I’ve done similar stuff to lead miniatures to simulate battle damage using a model train power pack
you don’t need any of this. 2′ of wire and a clip, a 9v battery, a q-tip and some salt water all for < $2. But to make it nice you need an etched stencil.
i don’t understand, what is “mark” an “etch”, and what is the pad made of, how do you make your text ?
DC = etch (eats away the metal)
AC= mark (leaves black deposits to make more visible)
the DPDT switch lets you select what legs on the bridge rectifier you use (either AC or DC)
Those comfortable wiring at line voltages could find 120 -> 10-16V transformers in their scrap bin or favorite electronics store. They’re used in older door bells so you may be able to get one for free if you know someone remodeling.
Be smart and use a GFCI around liquids. It’ll keep the insurance people happy.
Choose carefully in order to meet the recommended current threshold. Cheap-o 16v 10w (va) transformers won’t provide 1A. You’d want to find a multi-chime rated transformer that is rated for 8v 10w (common), 16v 20w (semi-common), or 24v 50w (rare).

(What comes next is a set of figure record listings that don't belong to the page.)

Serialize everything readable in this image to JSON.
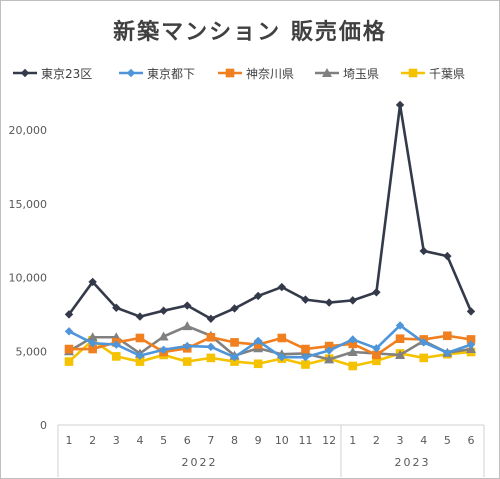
{
  "chart_data": {
    "type": "line",
    "title": "新築マンション 販売価格",
    "categories": [
      "1",
      "2",
      "3",
      "4",
      "5",
      "6",
      "7",
      "8",
      "9",
      "10",
      "11",
      "12",
      "1",
      "2",
      "3",
      "4",
      "5",
      "6"
    ],
    "year_groups": [
      {
        "label": "2022",
        "count": 12
      },
      {
        "label": "2023",
        "count": 6
      }
    ],
    "ylim": [
      0,
      22000
    ],
    "yticks": [
      0,
      5000,
      10000,
      15000,
      20000
    ],
    "ytick_labels": [
      "0",
      "5,000",
      "10,000",
      "15,000",
      "20,000"
    ],
    "grid": false,
    "legend_position": "top",
    "series": [
      {
        "name": "東京23区",
        "color": "#343a4a",
        "marker": "diamond",
        "values": [
          7500,
          9700,
          7950,
          7350,
          7750,
          8100,
          7200,
          7900,
          8750,
          9350,
          8500,
          8300,
          8450,
          9000,
          21700,
          11800,
          11450,
          7700
        ]
      },
      {
        "name": "東京都下",
        "color": "#4e95d9",
        "marker": "diamond",
        "values": [
          6350,
          5550,
          5450,
          4700,
          5100,
          5350,
          5300,
          4600,
          5700,
          4600,
          4600,
          5050,
          5800,
          5200,
          6750,
          5600,
          4900,
          5450
        ]
      },
      {
        "name": "神奈川県",
        "color": "#f07f1f",
        "marker": "square",
        "values": [
          5150,
          5150,
          5600,
          5900,
          4950,
          5200,
          5950,
          5600,
          5450,
          5900,
          5150,
          5350,
          5500,
          4750,
          5850,
          5800,
          6050,
          5800
        ]
      },
      {
        "name": "埼玉県",
        "color": "#808080",
        "marker": "triangle",
        "values": [
          5000,
          5950,
          5950,
          4850,
          6000,
          6700,
          6050,
          4700,
          5200,
          4800,
          4850,
          4450,
          4950,
          4850,
          4750,
          5700,
          4900,
          5150
        ]
      },
      {
        "name": "千葉県",
        "color": "#f5c200",
        "marker": "square",
        "values": [
          4300,
          5750,
          4650,
          4300,
          4750,
          4300,
          4550,
          4300,
          4150,
          4500,
          4100,
          4500,
          4000,
          4350,
          4850,
          4550,
          4800,
          4950
        ]
      }
    ]
  }
}
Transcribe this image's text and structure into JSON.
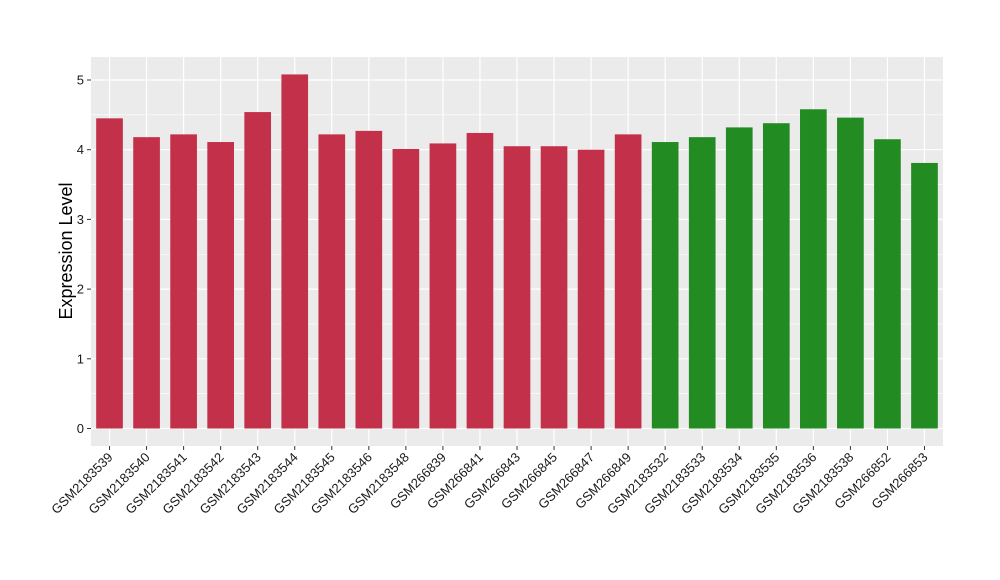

Minor correction that I myself just learned about. In this case VA may not directly equal watts since the two legs of the transformer may be out of phase with each other in which case you have to multiply by the phase angle. So the VA rating should be taken as the max wattage, not necessarily delivered wattage.
ffs. non-unity power factor is when the current and voltage are out of phase, i.e. the load is not resistive. the “legs of the transformer” cannot be out of phase with each other, they are just one phase.
Given that we’re talking about acid baths here, the load is real/resistive (no capacitive or inductive component) and power factor should be 1.
Guess I get to learn two things today.
Cheers!
Correct, a purely resistive load does not have an inductive or capacitive component, so VA is equals to Watts in this case.
Does anyone know how the template (that he bought) was made?
Any insulator will work. You just need a way to fix it to the metal and prevent electrolyte from getting under it. That will create a similar effect as underspray in painting.
You could use masking tape, label paper, laser-cut vinyl, again any insulator you can adhere to the blade.
Thanks He was a bit quick with the nail polish bit . I didnt pick that up at first . It needs a bit of explanation in his article . Could not leave my comment there as the old jump through hoops approach prevails on comments there.
what are you using for the etchants and solvents?
and can this be used to extract metals like gold from electronics?
for simple etchants you can use saturated salt water, but for good marking, there are a plethora of different sulfate solution commercially available to suit almost all the available metal.
I think he needs to seriously reconsider his name “dcknives” I read it too fast and well I thought it was naming the purpose or target of the knife. Just saying.